The largest amount came from a 23-year-old woman who contacted Poh on 28 January last year to buy surgical masks after seeing his advertisement on a Telegram group titled “SG Free Marketplace (Buy/ Sell/ Trade/ Advertise)”.

She placed an order for 30 cartons of surgical masks and transferred $13,925 into Poh’s bank account. Although Poh assured her that he would deliver the masks to her on 31 January, the woman never received the masks she bought.

The victim lodged a police report on 1 February 2020.

Another victim made an order for N95 surgical masks for his clinics after friends working at another clinic passed Poh’s contact to him. The victim, a 37-year-old man, placed an order for 200 boxes and paid $1,650 to Poh but he never received his order.

Another victim, a 47-year-old man, contacted Poh after seeing the advertisement on Telegram. To convince the victim of the legitimacy of his ‘business’, he sent the victim screenshots of payments allegedly made by other buyers.

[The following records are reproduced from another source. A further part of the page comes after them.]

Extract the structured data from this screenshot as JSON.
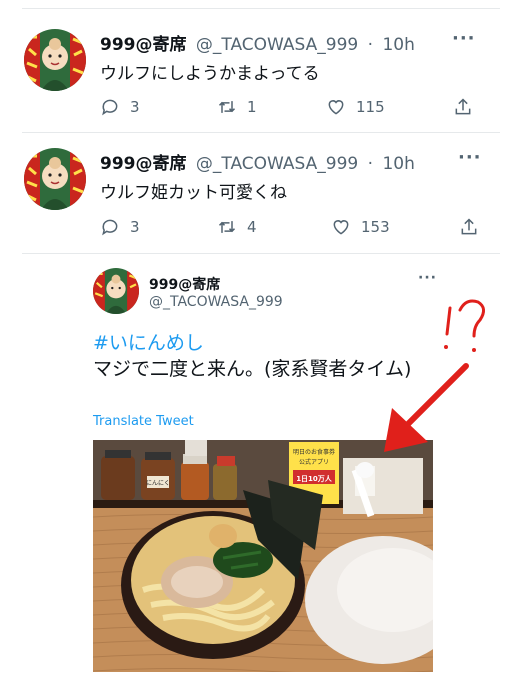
{
  "tweets": [
    {
      "name": "999@寄席",
      "handle": "@_TACOWASA_999",
      "dot": "·",
      "time": "10h",
      "text": "ウルフにしようかまよってる",
      "replies": "3",
      "retweets": "1",
      "likes": "115"
    },
    {
      "name": "999@寄席",
      "handle": "@_TACOWASA_999",
      "dot": "·",
      "time": "10h",
      "text": "ウルフ姫カット可愛くね",
      "replies": "3",
      "retweets": "4",
      "likes": "153"
    }
  ],
  "quoted": {
    "name": "999@寄席",
    "handle": "@_TACOWASA_999",
    "hashtag": "#いにんめし",
    "body": "マジで二度と来ん。(家系賢者タイム)",
    "translate": "Translate Tweet",
    "annotation": "!?",
    "photo_labels": {
      "poster_line1": "明日のお食事券",
      "poster_line2": "公式アプリ",
      "poster_big": "1日10万人",
      "jar_label": "にんにく"
    }
  },
  "colors": {
    "accent": "#1d9bf0",
    "annotation": "#e0201b",
    "muted": "#536471"
  }
}
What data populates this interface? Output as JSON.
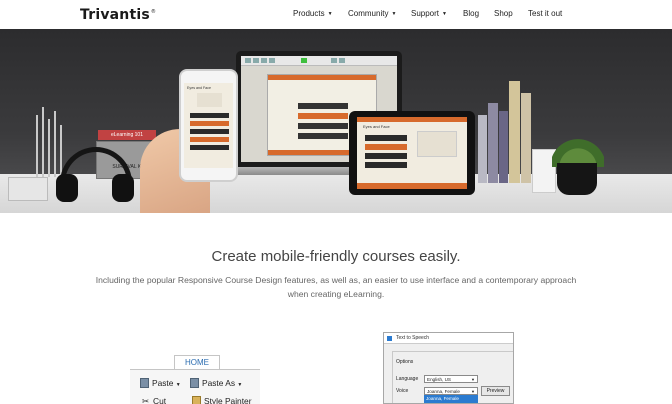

He transferred $375 to Poh, who directed him to meet him at Toh Guan ExtraSpace. While the victim followed his instructions, Poh never showed up and stopped returning the victim’s calls and messages.

Poh was arrested upon his return to Singapore on 25 February this year. No restitution was made to the victims.

Deputy Public Prosecutor Claudia Chen said that Poh’s cheating offences date back to 2017, showing the he had a blatant disregard for the law and no regard to reforming himself. The prosecution sought at least 14 months’ jail for the offences and another 134 days’ jail for his breach of remission order.

Poh, who represented himself, said that he went to Thailand where his wife was waiting because he “really did not do the offences related to drugs”.

He told the court that the charges were for having an amount of methamphetamine, which he claimed had belonged to his friend.

“I was told by the Central Narcotics Bureau that I was being monitored because I was trafficking,” he added. Poh currently does not face any drug-related charges.

“I have been holding a job ever since...I ran and when I was in Thailand I was also working, it was paying very low. I resorted to cheating because of my family and my kid. I am a young father and my kid is one this year. I resorted to cheating because I really could not find a way out,” he said.

Appearing through videolink, Poh told District Judge Marvin Bay that he surrendered and admitted everything upon returning to Singapore as his parents were old and told him that they “did not have much time” left.

DJ Bay said he agreed with the prosecution that a “hard stance” was needed to deal with scams related to COVID-19 given the vulnerability of the public to such hoaxes.

He told Poh, “You are still a young man, aged 24 with a child. You really need to find a better way to make a living.”

For cheating, Poh could have been jailed up to 10 years and fined.